X

X.com ceases banking operations

The financial services site is walking away from its banking business to concentrate on its online payment service, PayPal.

Greg Sandoval Former Staff writer
Greg Sandoval covers media and digital entertainment for CNET News. Based in New York, Sandoval is a former reporter for The Washington Post and the Los Angeles Times. E-mail Greg, or follow him on Twitter at @sandoCNET.
Greg Sandoval
2 min read
Financial services site X.com is walking away from its banking business to concentrate on its online payment service, PayPal.

X.com emailed customers Thursday saying that beginning Dec. 1, it was ceasing operations of X Finance, its unit that included Internet banking division First Western National Bank. At its peak, X Finance had about 200,000 account holders, most of whom have already switched to a PayPal account, said X.com spokesman Vince Sollitto.

The wind down of X.com's financial services had been planned since March, when the company acquired PayPal, Sollitto said.

"You go where your customers want you to go," he said. "They're telling us that they want payment services."

Indeed, before the PayPal acquisition there was little to distinguish privately held X.com from a slew of other Web banks. But since then, the Palo Alto, Calif.-based company has become the favored payment method on the Web, especially at auction sites such as eBay.

In the past 11 months, the number of PayPal customers has ballooned from 10,000 to 4 million, Sollitto said.

PayPal's success attracted a pack of competitors, including Citigroup, Paytrust, Bank of America and ProPay. Foremost among the challengers is eBay.

With PayPal thriving in eBay's backyard, the giant auction site this year launched its own payment service, Billpoint, with the help of Wells Fargo. But the service has lagged behind the better known and less expensive PayPal site.
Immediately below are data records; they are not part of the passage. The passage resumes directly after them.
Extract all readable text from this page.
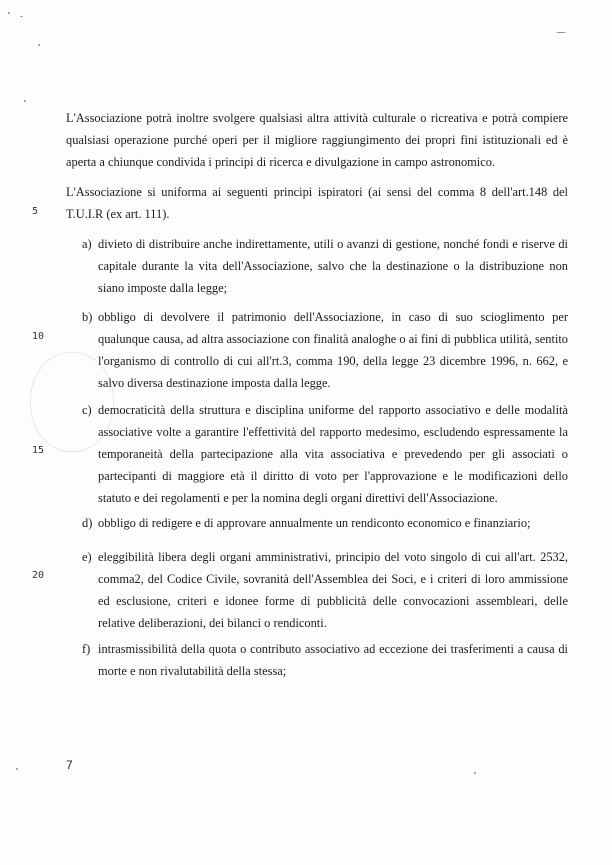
L'Associazione potrà inoltre svolgere qualsiasi altra attività culturale o ricreativa e potrà compiere qualsiasi operazione purché operi per il migliore raggiungimento dei propri fini istituzionali ed è aperta a chiunque condivida i principi di ricerca e divulgazione in campo astronomico.

L'Associazione si uniforma ai seguenti principi ispiratori (ai sensi del comma 8 dell'art.148 del T.U.I.R (ex art. 111).

a) divieto di distribuire anche indirettamente, utili o avanzi di gestione, nonché fondi e riserve di capitale durante la vita dell'Associazione, salvo che la destinazione o la distribuzione non siano imposte dalla legge;
b) obbligo di devolvere il patrimonio dell'Associazione, in caso di suo scioglimento per qualunque causa, ad altra associazione con finalità analoghe o ai fini di pubblica utilità, sentito l'organismo di controllo di cui all'rt.3, comma 190, della legge 23 dicembre 1996, n. 662, e salvo diversa destinazione imposta dalla legge.
c) democraticità della struttura e disciplina uniforme del rapporto associativo e delle modalità associative volte a garantire l'effettività del rapporto medesimo, escludendo espressamente la temporaneità della partecipazione alla vita associativa e prevedendo per gli associati o partecipanti di maggiore età il diritto di voto per l'approvazione e le modificazioni dello statuto e dei regolamenti e per la nomina degli organi direttivi dell'Associazione.
d) obbligo di redigere e di approvare annualmente un rendiconto economico e finanziario;
e) eleggibilità libera degli organi amministrativi, principio del voto singolo di cui all'art. 2532, comma2, del Codice Civile, sovranità dell'Assemblea dei Soci, e i criteri di loro ammissione ed esclusione, criteri e idonee forme di pubblicità delle convocazioni assembleari, delle relative deliberazioni, dei bilanci o rendiconti.
f) intrasmissibilità della quota o contributo associativo ad eccezione dei trasferimenti a causa di morte e non rivalutabilità della stessa;
5
10
15
20
7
X.com said it will keep at least one hand in financial services. Last week, it offered customers the ability to have the money in their PayPal accounts swept into a money-market service at the end of each business day, returning the money each morning to the PayPal account.

By offering customers a chance to earn a 5 percent return, X.com is hoping to entice them to keep more funds in their accounts. The company makes a small profit from its customers' money-market deposits as well, Sollitto said.